We left this touristic highlight after two days. Luckily for the salmon it started raining. We had just left the parking area towards Steward when a Grizzly crossed the road 30 metres in front of us.
The Canadian border official asked us on return whether we had brought any presents or other things from Hyder. He must have insider knowledge, as we did not see any shopping possibility in the dilapidated village.

Boomtown Skagway

Skagway

Coming from Haynes with the car ferry we ended up in the tourist trap of Skagway. Up to four cruise liners at the same time land here. Consequently, the small town (450 inhabitants in winter) gets displeasingly flooded with up to ten thousand tourists a day in summer. Except for gift and jewellery shops as well as some tour operators. For us it means stocking up on supplies and off we go into the grand nature.

Tire Change

BF Goodrich T/A KO2 the Allrounder also for snow

After already having a wary feeling about our Firestone A/T tyres on the Dempster Highway because of the snow mud and rain it was time to get better tyres.
From substantial, positive experience with BF Goodrich All Terrain in Australia and in southern Africa the choice was obvious. In Prince George tyres for our large rim size R20 were immediately deliverable. Now all we needed was a good testing route!

Wildfire

Heavy forest fires in Canada

In the south-west of Canada, we were traveling from Prince Ruppert to Jasper. Due to the many fires and their smoke development we mainly drove through heavily smoked areas, like fog in the night. Some places were completely evacuated.
At the beginning we still risked one night in a recreation area. The strong smoke-filled air and the over flying fire extinguishing helicopters made us continue our journey the next day. Very disappointing, as we had to leave out some very nice overnight spots, also some with good fishing grounds, for hundreds of kilometres.

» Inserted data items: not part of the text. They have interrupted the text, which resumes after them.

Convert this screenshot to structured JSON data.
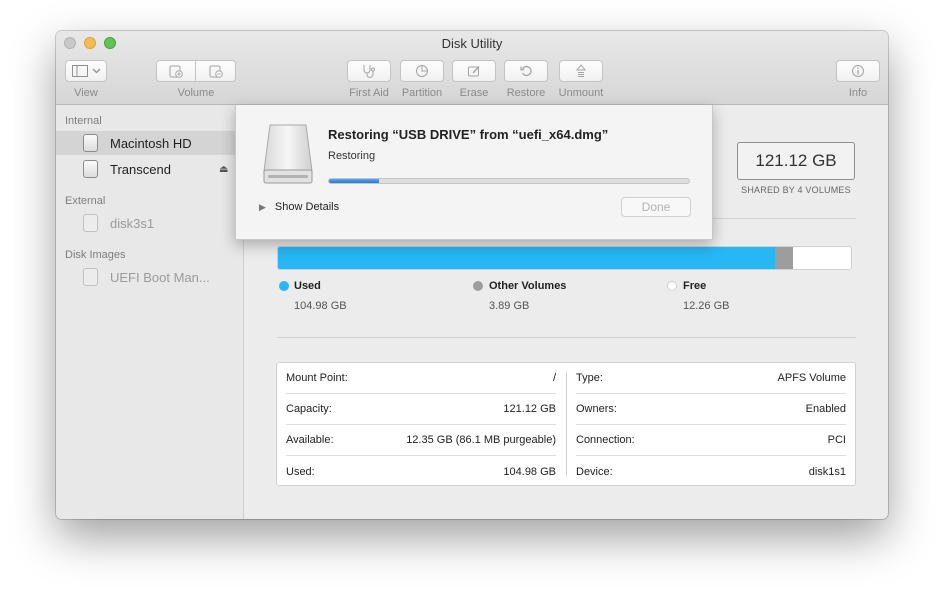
{
  "window": {
    "title": "Disk Utility"
  },
  "toolbar": {
    "view_label": "View",
    "volume_label": "Volume",
    "first_aid_label": "First Aid",
    "partition_label": "Partition",
    "erase_label": "Erase",
    "restore_label": "Restore",
    "unmount_label": "Unmount",
    "info_label": "Info"
  },
  "sidebar": {
    "sections": [
      {
        "title": "Internal",
        "items": [
          {
            "label": "Macintosh HD",
            "selected": true
          },
          {
            "label": "Transcend",
            "eject": true
          }
        ]
      },
      {
        "title": "External",
        "items": [
          {
            "label": "disk3s1"
          }
        ]
      },
      {
        "title": "Disk Images",
        "items": [
          {
            "label": "UEFI Boot Man..."
          }
        ]
      }
    ]
  },
  "summary": {
    "size": "121.12 GB",
    "size_note": "SHARED BY 4 VOLUMES"
  },
  "usage": {
    "used": {
      "name": "Used",
      "value": "104.98 GB",
      "fraction": 0.8667,
      "color": "#26b7f5"
    },
    "other": {
      "name": "Other Volumes",
      "value": "3.89 GB",
      "fraction": 0.0321,
      "color": "#9d9d9d"
    },
    "free": {
      "name": "Free",
      "value": "12.26 GB",
      "color": "#ffffff"
    }
  },
  "info": {
    "left": [
      {
        "label": "Mount Point:",
        "value": "/"
      },
      {
        "label": "Capacity:",
        "value": "121.12 GB"
      },
      {
        "label": "Available:",
        "value": "12.35 GB (86.1 MB purgeable)"
      },
      {
        "label": "Used:",
        "value": "104.98 GB"
      }
    ],
    "right": [
      {
        "label": "Type:",
        "value": "APFS Volume"
      },
      {
        "label": "Owners:",
        "value": "Enabled"
      },
      {
        "label": "Connection:",
        "value": "PCI"
      },
      {
        "label": "Device:",
        "value": "disk1s1"
      }
    ]
  },
  "sheet": {
    "title": "Restoring “USB DRIVE” from “uefi_x64.dmg”",
    "status": "Restoring",
    "progress": 0.14,
    "details_label": "Show Details",
    "done_label": "Done"
  }
}
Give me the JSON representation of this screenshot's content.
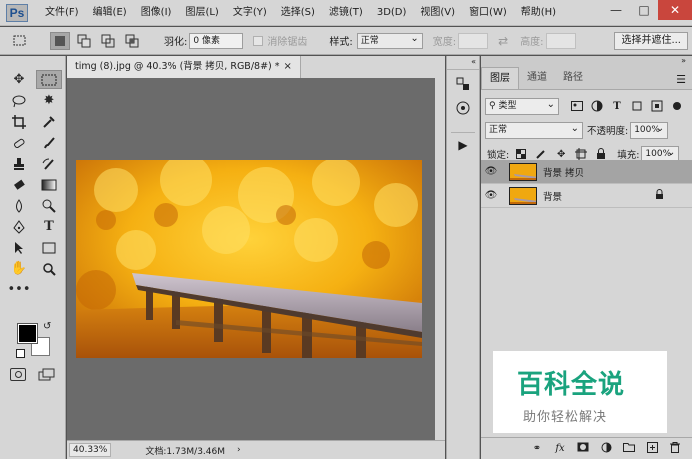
{
  "app": {
    "logo": "Ps",
    "menu": [
      "文件(F)",
      "编辑(E)",
      "图像(I)",
      "图层(L)",
      "文字(Y)",
      "选择(S)",
      "滤镜(T)",
      "3D(D)",
      "视图(V)",
      "窗口(W)",
      "帮助(H)"
    ]
  },
  "options": {
    "feather_label": "羽化:",
    "feather_value": "0 像素",
    "antialias_label": "消除锯齿",
    "style_label": "样式:",
    "style_value": "正常",
    "width_label": "宽度:",
    "height_label": "高度:",
    "select_mask_button": "选择并遮住..."
  },
  "document": {
    "tab_title": "timg (8).jpg @ 40.3% (背景 拷贝, RGB/8#) *",
    "tab_close": "×",
    "zoom": "40.33%",
    "doc_info": "文档:1.73M/3.46M",
    "status_arrow": "›"
  },
  "layers_panel": {
    "tabs": [
      "图层",
      "通道",
      "路径"
    ],
    "active_tab": "图层",
    "filter_kind": "类型",
    "blend_mode": "正常",
    "opacity_label": "不透明度:",
    "opacity_value": "100%",
    "lock_label": "锁定:",
    "fill_label": "填充:",
    "fill_value": "100%",
    "layers": [
      {
        "name": "背景 拷贝",
        "selected": true,
        "locked": false
      },
      {
        "name": "背景",
        "selected": false,
        "locked": true
      }
    ]
  },
  "watermark": {
    "title": "百科全说",
    "subtitle": "助你轻松解决"
  }
}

In Prince George we had a stopover. Coincidentally we met Erwin the Swiss, who spontaneously invited us to set up on his property. We learned a lot about the people and the country from him and his wife. Interesting for me and for Erwin was that we had many mutual friends 45 years ago in Zurich.
The trip up to Lasalle Lake continued to take us through heavily smoked areas. After on night however the sun rose again and the doomsday mood was luckily over.

Ice fields as far as the eye can see

From Haynes Junction we flew in a well motorised airplane through the mountain valleys and over the different glaciers of the Kluane National Parks. During one-and-a-half hours Stuart piloted us through crisp blue skies and excellent vistas through the unique mountain world. The three days of waiting for the weather to clear had been worth it.